Other uses and disclosures will be made only with your written authorization, which you may revoke, except to the extent we have already acted upon the authorization. We are required to retain records of care provided to you.


Your Rights Regarding Your Health Information

You have the following rights with respect to your health information.  If you would like to exercise any of these rights or if you have questions regarding your rights, please contact: Ames Surgery Center, Privacy Officer.

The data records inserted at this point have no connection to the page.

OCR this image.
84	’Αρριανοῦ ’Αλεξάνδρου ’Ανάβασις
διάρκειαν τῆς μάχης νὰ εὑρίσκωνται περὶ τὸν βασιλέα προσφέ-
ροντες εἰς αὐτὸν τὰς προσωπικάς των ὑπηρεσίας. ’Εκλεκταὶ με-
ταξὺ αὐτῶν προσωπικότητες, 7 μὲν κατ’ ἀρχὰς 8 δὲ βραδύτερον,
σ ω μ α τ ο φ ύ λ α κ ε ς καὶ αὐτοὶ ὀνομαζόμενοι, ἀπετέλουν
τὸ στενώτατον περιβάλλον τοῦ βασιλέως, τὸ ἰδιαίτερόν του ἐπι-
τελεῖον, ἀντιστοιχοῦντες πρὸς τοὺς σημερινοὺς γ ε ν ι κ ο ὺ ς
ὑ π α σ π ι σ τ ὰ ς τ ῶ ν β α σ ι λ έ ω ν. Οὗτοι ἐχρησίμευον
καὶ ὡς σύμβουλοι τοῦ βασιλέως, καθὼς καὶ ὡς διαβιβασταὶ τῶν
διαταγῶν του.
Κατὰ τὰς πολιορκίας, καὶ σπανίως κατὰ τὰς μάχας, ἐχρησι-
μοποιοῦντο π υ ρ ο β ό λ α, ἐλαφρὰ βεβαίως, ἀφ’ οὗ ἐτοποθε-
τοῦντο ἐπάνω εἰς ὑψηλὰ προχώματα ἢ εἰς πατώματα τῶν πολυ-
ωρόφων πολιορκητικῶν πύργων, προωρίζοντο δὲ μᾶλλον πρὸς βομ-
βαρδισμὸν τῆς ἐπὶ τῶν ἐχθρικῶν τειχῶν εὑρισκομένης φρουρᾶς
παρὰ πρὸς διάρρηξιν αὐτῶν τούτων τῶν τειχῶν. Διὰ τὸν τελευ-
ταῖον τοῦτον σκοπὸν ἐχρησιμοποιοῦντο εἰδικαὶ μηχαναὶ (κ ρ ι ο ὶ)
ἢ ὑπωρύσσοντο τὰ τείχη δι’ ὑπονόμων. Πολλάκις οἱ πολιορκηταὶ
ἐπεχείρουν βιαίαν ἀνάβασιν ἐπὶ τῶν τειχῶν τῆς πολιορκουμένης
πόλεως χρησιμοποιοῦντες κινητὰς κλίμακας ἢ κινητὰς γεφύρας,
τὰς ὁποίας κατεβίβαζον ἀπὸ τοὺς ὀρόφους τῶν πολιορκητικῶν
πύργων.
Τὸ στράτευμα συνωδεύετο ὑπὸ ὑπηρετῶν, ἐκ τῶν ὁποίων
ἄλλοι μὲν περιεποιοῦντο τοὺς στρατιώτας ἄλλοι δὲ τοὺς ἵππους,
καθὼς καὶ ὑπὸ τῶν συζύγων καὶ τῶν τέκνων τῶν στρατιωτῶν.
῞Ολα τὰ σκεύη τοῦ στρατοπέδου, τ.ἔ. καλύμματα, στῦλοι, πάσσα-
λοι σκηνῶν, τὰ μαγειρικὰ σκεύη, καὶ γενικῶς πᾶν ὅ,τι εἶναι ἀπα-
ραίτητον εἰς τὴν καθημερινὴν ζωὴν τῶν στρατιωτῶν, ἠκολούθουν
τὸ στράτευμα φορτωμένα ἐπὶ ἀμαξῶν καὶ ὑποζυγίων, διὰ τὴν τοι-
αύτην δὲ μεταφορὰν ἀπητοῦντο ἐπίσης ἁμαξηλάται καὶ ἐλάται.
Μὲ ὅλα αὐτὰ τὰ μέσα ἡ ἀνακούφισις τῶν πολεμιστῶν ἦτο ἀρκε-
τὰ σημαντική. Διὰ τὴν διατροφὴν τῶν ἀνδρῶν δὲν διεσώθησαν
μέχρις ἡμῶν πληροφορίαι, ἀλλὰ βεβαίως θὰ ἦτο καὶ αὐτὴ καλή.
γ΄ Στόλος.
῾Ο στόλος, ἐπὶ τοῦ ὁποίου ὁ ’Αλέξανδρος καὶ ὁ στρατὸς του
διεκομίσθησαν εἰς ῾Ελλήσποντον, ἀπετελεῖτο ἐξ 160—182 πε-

  1. You have the right to request that we limit our uses and disclosures of your health information.  We are not required to agree to your request. 
  2. You have the right to request your medical record in an electronic format if available.
  1. You have the right to request that any self-pay payment for healthcare services or items not be disclosed to your health plan.
  2. You have the right to request that your information not be used for any fundraising/marketing, or in exchange for payment.
  3. You have the right to request that we communicate with you through alternative means or locations.  We will respect any reasonable requests.  Requests must be in writing, and you must specify how and where you wish to be contacted.  We may require you to provide information about how payment will be handled.
  4. You have the right to review and obtain a copy of your health information.  We may charge you a fee for the cost of providing you with such a copy.  Requests must be in writing.  We may deny your request in limited circumstances, such as if the disclosure will be harmful to your health.  In such cases, we may supply the information to a third party who may release the information to you.  You may have a denial reviewed by another health care professional chosen by the facility, and we will comply with the outcome of that review. 
  5. You have the right to request that we amend your health information.  Requests must be in writing, and we may deny your request if it does not include a reason to support the request.  We may also deny a request if you ask us to amend information that:  was not created by us; is not part of the medical information kept by us; is not information you would be permitted to inspect and copy; or is already accurate and complete.
  6. You have the right to obtain an accounting of disclosures of your health information, except disclosures:  for treatment, payment, health care operations; authorized by you; for national security or intelligence; for facility directors; or to correctional institutions and law enforcement with custody of you.  Requests must be in writing and may not go back more than six years.  You may receive one free accounting in any 12-month period; we will charge you for additional requests. 
  7. You have the right to revoke any authorization you made for the use or disclosure of your health information except to the extent we have already relied on the authorization.
  8. You have the right to receive a paper copy of this Notice. 

Complaints

You may complain to us if you think we have violated your privacy rights.  You will not be retaliated against for bringing a complaint.  Direct complaints to: Privacy Officer, Ames Surgery Center, 2120 Bailey Avenue, Ames, IA 50010

You can also file a complaint with the Department of Health and Human Services, Office for Civil Rights.  You may also contact the office of the Medicare Beneficiary Ombudsman online.